Tomato sauce in a bottle aka tomato ketchup

Yes the stuff that Australians put on everything, but particularly sausage rolls and meat pies. It actually has its place - although not necessarily with the sausage rolls and meat pies and you can find lots of recipes for making your own online. I think I've written about it in detail before, so I won't go on about it here. From memory I'm thinking it's probably at least connected to the Anglo-Indian strain of cooking.


And by the way there is a new cookbook out called Desi Kitchen by Sarah Woods which is an exploration of Indian food as cooked in England. Modern Anglo-Indian food I guess. I might buy that if I see it somewhere.

Fresh tomato sauce

Salsa fresca I suppose. But not tomato salsa - which I shall come to. No this is a pasta sauce, indeed a tomato pasta sauce, but an uncooked one, which is why it's called 'fresh'. Being fresh it's made with fresh tomatoes not tinned ones - which actually seems to be the preferred major ingredient for the classic Salsa al pomodoro. This version is from Taste of Home but there are countless other ones on the net. As many as there are for 'ordinary' tomato sauce. For summer.

Marinara

We all know that marinara sauce has nothing to do with seafood - although there are connections to sailors - well fishermen. Some say it's a simple sauce they made for their fish on the boats, others that their wives cooked it up for them at home. Nevertheless I have a real problem with this one. There really doesn't seem to be a reliable definition of the difference from your standard tomato sauce. Some said it's lighter, but if you look at all the pictures they all look the same. Just know that marinara sauce should be a tomato sauce not a seafood one.

Puttanesca

This one is from Naples and is tomato sauce spiced up with olives, chillies, capers and anchovies. The version shown here is Delia's. It's called puttanesca after the Italian for a prostitute. Delia features it in her Summer Cooking book as an ideal vegetarian meal. which it is. As she says:


"Presumably the sauce has adopted this name because it's hot, strong and gutsy"



All'Amatriciana

"Authentic bucatini all'amatriciana is made with chewy bucatini pasta (a type of thicker, hollow spaghetti), tossed with a rich sauce made from tomatoes, caramelized onion, dried chile pepper, and plenty of deeply savory cured guanciale."


So says the Food and Wine website, and this is the version from Italian Food Boss. Guanciale is a bit difficult to get hold of though, so use pancetta instead.

Arrabiata

Again I turn to Serious Eats although this time it's Daniel Gritzer who tells you how, beginning with:


"You have two main decisions, when making arrabbiata. The first is what kind of tomato sauce you want to use, and the other is how spicy you want to make it."
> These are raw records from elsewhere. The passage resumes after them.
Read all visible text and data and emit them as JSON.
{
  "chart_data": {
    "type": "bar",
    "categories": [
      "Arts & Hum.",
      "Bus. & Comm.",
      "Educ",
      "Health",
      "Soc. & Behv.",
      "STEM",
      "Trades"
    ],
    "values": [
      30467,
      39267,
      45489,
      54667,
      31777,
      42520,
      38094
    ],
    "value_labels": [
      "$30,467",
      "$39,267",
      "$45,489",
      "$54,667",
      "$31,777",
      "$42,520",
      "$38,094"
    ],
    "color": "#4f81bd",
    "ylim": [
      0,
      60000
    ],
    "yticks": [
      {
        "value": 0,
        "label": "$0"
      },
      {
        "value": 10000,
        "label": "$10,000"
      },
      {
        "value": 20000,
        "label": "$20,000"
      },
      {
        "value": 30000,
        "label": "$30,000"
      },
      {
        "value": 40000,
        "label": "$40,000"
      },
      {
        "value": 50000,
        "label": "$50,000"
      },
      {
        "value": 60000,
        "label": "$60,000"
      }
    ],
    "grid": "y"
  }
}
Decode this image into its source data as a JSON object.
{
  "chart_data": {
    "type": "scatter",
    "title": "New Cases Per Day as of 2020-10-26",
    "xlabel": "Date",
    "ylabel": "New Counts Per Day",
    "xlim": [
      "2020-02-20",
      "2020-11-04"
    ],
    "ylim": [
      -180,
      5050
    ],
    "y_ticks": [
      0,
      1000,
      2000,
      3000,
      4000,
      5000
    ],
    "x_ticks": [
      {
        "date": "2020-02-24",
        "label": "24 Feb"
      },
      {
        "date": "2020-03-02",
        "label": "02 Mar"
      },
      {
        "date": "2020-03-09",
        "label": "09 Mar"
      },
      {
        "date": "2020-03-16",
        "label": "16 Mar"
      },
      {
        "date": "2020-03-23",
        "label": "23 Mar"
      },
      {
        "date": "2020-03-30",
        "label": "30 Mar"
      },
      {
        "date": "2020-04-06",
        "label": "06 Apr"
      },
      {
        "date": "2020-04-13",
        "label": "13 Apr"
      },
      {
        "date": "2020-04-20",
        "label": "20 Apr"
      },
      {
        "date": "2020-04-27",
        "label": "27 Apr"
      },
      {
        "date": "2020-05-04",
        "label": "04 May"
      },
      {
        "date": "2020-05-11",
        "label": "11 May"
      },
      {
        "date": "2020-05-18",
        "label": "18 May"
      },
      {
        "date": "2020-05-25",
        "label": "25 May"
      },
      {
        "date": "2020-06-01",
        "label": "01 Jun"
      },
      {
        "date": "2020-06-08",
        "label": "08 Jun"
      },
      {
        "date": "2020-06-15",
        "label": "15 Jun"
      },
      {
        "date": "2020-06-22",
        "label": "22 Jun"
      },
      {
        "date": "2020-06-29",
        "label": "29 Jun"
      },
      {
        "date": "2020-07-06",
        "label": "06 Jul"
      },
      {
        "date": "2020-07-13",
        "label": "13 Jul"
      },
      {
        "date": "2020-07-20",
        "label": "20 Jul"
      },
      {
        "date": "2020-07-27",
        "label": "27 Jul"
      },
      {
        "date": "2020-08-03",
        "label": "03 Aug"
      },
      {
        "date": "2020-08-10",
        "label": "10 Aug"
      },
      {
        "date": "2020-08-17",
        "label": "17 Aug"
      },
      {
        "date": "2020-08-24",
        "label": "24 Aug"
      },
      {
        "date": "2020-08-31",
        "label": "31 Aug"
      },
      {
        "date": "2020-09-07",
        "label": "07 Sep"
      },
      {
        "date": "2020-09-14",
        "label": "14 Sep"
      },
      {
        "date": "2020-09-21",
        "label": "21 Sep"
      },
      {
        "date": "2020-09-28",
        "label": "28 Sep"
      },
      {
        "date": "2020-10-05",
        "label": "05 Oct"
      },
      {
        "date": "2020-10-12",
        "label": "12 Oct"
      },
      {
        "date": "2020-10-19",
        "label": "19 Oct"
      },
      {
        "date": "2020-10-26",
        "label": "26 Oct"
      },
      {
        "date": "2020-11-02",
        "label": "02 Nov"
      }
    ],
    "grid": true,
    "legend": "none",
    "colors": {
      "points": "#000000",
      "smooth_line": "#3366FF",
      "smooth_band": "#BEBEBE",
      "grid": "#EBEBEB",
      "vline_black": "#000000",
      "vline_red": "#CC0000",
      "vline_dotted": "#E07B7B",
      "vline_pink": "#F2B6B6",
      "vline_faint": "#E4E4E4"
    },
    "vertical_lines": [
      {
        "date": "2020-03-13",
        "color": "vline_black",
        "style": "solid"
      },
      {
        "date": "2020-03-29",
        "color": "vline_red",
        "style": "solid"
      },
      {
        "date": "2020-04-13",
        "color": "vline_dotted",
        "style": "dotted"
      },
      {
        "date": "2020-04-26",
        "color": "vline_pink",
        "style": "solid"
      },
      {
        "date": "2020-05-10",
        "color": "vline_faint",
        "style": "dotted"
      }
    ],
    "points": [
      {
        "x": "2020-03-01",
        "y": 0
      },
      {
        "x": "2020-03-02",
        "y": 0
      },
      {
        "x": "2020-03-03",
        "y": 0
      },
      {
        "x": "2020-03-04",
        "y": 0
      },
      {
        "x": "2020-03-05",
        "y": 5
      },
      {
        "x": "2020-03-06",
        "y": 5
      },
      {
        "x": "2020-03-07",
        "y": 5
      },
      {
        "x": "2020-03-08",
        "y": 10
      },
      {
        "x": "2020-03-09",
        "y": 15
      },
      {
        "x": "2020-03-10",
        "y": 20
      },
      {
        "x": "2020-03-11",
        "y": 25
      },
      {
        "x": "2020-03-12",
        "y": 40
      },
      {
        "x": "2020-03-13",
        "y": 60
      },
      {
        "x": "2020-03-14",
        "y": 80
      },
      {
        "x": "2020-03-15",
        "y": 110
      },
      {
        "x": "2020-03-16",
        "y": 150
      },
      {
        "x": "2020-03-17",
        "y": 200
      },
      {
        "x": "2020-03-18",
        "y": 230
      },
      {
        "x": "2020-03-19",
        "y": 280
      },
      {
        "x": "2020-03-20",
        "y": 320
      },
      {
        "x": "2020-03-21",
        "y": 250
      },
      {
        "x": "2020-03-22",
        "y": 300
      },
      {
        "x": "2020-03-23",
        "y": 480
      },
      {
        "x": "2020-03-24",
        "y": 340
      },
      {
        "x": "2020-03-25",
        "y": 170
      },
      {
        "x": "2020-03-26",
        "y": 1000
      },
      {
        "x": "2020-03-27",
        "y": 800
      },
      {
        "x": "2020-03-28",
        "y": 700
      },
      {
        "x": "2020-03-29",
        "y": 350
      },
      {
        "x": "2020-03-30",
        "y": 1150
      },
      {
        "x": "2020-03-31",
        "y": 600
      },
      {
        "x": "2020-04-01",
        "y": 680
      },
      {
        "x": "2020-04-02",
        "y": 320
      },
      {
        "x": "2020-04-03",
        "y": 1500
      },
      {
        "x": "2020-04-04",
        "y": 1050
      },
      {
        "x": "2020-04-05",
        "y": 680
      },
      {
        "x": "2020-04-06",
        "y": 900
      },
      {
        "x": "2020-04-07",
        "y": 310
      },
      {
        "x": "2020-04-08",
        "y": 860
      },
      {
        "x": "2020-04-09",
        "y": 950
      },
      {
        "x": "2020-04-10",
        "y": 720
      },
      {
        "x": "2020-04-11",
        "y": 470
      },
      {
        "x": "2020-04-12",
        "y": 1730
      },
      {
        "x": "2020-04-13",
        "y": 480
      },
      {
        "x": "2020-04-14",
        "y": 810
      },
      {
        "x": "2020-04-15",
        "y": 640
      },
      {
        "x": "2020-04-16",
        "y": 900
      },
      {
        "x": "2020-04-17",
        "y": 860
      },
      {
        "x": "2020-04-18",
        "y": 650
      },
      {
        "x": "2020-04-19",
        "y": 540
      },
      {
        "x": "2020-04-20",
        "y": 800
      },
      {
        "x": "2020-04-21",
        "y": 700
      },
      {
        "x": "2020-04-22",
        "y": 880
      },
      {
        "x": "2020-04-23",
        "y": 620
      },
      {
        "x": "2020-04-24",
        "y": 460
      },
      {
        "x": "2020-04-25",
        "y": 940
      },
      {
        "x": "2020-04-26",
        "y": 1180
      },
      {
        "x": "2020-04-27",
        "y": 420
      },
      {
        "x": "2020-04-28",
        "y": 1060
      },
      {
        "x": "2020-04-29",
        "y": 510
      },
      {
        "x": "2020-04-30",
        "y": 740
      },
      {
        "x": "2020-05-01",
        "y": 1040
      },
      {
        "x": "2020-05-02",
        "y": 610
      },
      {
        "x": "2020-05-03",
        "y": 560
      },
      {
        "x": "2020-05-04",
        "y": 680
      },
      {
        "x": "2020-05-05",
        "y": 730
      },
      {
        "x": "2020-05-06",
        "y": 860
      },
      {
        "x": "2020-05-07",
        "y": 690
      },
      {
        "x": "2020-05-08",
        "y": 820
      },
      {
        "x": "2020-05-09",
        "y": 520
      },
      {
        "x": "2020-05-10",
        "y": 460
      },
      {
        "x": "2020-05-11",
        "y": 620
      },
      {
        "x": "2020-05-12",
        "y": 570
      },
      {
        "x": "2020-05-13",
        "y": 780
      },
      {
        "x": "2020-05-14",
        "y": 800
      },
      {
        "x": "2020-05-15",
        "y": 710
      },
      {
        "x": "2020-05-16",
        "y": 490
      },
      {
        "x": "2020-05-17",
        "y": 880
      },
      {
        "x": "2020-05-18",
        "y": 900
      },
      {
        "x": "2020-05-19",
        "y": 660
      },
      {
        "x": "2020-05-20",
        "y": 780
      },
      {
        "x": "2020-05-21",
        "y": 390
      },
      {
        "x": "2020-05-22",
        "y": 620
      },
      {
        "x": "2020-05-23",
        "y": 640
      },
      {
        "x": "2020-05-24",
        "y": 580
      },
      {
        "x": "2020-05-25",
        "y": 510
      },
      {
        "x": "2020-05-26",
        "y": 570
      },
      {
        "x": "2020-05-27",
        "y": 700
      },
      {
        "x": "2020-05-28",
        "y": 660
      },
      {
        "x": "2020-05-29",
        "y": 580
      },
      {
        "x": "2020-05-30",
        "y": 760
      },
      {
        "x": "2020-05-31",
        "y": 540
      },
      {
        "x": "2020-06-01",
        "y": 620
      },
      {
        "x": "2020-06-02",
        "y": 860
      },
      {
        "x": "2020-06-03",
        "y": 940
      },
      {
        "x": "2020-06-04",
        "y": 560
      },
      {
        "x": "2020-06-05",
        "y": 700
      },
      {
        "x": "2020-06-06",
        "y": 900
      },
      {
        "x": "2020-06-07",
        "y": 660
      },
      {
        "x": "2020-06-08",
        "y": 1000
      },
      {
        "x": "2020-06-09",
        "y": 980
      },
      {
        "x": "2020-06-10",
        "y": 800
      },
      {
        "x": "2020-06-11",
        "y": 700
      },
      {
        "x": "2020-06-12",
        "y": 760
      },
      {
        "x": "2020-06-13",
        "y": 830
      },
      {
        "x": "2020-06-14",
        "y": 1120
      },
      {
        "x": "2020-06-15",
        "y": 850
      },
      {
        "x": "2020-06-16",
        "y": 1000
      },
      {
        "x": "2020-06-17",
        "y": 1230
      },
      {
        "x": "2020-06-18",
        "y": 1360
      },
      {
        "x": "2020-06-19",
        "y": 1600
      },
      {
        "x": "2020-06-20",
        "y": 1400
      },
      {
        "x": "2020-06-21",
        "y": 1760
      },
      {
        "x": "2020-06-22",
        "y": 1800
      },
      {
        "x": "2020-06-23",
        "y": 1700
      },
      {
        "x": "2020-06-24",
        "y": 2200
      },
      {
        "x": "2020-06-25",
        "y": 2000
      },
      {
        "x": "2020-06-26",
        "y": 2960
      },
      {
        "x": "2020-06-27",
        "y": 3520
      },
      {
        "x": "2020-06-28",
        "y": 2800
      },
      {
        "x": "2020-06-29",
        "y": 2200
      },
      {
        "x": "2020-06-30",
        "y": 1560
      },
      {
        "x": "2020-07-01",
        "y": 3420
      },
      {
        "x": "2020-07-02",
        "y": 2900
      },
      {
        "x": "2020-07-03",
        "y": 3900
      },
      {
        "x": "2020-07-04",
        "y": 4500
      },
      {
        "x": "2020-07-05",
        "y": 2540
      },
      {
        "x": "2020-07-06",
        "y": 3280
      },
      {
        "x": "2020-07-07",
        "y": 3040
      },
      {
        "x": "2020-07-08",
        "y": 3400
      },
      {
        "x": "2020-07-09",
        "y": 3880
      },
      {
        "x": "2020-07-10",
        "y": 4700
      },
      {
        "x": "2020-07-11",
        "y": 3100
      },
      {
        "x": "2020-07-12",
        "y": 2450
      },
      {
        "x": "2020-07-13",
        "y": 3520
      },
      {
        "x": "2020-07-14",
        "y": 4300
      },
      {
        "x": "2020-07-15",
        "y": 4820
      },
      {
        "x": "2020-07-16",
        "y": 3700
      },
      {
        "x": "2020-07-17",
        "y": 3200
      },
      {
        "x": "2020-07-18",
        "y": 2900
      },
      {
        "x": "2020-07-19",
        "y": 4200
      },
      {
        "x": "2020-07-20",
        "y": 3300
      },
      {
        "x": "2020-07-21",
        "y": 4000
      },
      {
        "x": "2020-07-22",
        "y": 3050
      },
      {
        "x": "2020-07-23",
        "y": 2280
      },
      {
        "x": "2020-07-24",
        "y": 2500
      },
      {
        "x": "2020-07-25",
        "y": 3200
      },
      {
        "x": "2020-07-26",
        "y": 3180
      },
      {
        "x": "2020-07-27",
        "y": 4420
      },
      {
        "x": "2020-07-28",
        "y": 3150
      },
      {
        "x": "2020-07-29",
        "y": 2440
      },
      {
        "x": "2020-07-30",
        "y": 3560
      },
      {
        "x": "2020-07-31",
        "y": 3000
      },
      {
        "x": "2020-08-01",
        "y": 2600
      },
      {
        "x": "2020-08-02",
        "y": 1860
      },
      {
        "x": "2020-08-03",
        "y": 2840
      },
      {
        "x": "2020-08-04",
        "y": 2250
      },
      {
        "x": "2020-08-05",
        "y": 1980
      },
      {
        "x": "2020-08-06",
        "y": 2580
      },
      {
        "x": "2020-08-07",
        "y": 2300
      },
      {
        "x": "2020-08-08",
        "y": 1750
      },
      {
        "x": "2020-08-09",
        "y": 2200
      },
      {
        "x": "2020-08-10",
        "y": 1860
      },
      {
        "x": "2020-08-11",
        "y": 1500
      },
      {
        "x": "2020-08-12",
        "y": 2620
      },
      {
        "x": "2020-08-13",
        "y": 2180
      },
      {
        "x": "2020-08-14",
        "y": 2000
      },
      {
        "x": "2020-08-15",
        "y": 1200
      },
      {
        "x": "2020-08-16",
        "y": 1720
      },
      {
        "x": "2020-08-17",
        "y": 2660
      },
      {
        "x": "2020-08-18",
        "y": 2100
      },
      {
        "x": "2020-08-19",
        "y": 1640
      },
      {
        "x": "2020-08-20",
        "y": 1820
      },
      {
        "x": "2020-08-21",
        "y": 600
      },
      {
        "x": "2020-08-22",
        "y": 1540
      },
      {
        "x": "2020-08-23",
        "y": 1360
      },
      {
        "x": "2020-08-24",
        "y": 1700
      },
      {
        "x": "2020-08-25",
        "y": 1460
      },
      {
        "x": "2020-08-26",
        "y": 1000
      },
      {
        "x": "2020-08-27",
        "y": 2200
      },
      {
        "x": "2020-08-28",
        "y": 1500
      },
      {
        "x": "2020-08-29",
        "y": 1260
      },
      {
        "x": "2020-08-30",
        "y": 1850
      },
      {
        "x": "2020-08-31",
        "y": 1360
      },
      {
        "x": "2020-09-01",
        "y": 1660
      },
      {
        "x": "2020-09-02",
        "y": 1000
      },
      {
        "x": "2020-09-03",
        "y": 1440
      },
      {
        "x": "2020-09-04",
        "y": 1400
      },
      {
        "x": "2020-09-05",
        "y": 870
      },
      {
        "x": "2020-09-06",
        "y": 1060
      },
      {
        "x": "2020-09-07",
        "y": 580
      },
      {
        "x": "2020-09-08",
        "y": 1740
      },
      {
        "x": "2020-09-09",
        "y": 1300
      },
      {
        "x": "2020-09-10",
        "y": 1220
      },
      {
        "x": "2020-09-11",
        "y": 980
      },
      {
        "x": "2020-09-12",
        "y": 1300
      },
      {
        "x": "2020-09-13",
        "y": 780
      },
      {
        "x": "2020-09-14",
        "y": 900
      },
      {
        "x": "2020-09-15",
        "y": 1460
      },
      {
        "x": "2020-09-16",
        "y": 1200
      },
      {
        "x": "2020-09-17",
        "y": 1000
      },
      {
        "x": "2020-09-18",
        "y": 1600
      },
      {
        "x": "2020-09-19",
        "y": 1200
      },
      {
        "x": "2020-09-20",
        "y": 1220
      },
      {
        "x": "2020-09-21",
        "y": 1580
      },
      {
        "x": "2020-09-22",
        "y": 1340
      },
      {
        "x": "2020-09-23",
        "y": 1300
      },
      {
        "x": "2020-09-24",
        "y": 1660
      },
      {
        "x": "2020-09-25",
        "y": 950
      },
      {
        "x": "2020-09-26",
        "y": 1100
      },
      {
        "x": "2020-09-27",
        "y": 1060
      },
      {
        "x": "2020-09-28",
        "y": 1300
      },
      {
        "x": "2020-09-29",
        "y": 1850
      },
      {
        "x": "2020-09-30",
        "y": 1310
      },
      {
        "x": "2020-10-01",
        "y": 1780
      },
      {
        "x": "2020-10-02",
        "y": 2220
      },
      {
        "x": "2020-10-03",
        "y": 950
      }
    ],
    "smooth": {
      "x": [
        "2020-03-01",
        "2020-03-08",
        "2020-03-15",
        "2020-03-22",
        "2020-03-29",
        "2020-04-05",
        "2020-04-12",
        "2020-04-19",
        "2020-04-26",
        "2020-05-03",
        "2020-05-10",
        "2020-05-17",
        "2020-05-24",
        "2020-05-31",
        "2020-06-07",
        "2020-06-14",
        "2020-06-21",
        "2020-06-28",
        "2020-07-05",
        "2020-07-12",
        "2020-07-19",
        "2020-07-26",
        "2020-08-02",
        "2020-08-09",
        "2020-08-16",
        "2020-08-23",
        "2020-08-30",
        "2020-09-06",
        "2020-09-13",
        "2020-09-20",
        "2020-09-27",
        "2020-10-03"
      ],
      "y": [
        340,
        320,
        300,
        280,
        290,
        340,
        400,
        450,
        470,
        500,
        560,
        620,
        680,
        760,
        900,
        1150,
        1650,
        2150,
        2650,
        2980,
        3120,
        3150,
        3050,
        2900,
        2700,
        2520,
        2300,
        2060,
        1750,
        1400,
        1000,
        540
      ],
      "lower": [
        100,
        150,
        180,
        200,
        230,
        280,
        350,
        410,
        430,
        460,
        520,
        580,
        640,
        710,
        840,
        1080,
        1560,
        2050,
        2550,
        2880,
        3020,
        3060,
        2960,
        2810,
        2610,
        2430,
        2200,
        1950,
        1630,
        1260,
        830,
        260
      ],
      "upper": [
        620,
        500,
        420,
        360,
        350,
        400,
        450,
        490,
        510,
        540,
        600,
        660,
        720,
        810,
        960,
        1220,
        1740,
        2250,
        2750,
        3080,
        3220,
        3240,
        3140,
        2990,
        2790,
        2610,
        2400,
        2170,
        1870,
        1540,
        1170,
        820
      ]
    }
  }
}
Well that supposedly simple statement opens up a whole world of possibilities. Simple is not necessarily simple. Arrabiata means angry. So I shall say no more. Angry in this instance meaning hot.


Pizzaiola

"Pizzaiola sauce is so called because it features the typical pizza ingredients – olive oil, garlic, oregano and tomatoes" BBC Good Food

It's also a sauce most commonly associated with steak although as Gennaro Contaldo, below, says - you can use if for almost everything. Tomato sauce with everything really.


Salsa

Tomatoes, of course, came from the Americas, so I'll conclude with a tomato salsa. And I'm sure there as many versions of a tomato salsa as there are tomato sauces. I mean I haven't even looked at tomato sauces from the rest of the world. In some ways I suppose a Mexican kind of salsa could be compared with the fresh Italian sauce although it's used differently. As an accompaniment usually rather than as something you mix into something else. This one is Classic tomato salsa from Jamie Oliver who is not Italian, but who obviously has a massive love for all things Italian, and has written two specifically Italian cookbooks. Both worth having on your shelf.